When he lost part of his lower jaw in 2006 he refused to become a recluse and embarked upon a candid chronicle of his health that reached a new audience.

In what would be his final blog earlier this week as he prepared to embark on radiation treatment following a recurrence of cancer, Ebert wrote: “I am not going away. My intent is to continue to write selected reviews but to leave the rest to a talented team of writers hand-picked and greatly admired by me.”

According to the Chicago Sun-Times, Ebert started his reporting career at the age of 15 as a high school sportswriter at the News-Gazette in Champaign-Urbana. As well as writing books on film, he wrote several screenplays including Beyond The Valley Of The Dolls for B-movie maestro Russ Meyer.

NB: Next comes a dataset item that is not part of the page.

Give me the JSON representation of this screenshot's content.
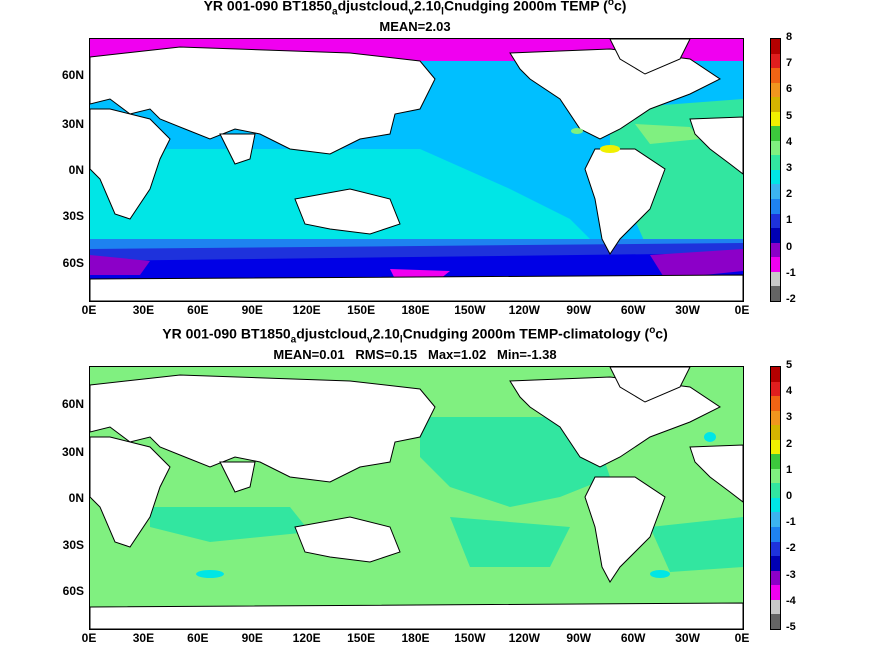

The Toronto International Film Festival issued a statement on Thursday evening that read: “We are terribly saddened by the news of the passing of our friend Roger Ebert. More than a friend, Roger was family. He knew us from our humble beginnings, stuck by us, and helped us grow, as only family can do.

“It is no exaggeration to say that Roger, through his championing, had a large hand in making us who we are today on the world stage. He was a pioneer, a true lover of film. His passing is a huge loss for cinema. He inspired us and will continue to inspire generations. We are taking this opportunity to remember and celebrate our beloved friend, Roger Ebert. Our hearts go out to Chaz and to their family and friends.”

Ebert is survived by his wife Chaz Hammelsmith, step-daughter and two step-grandchildren.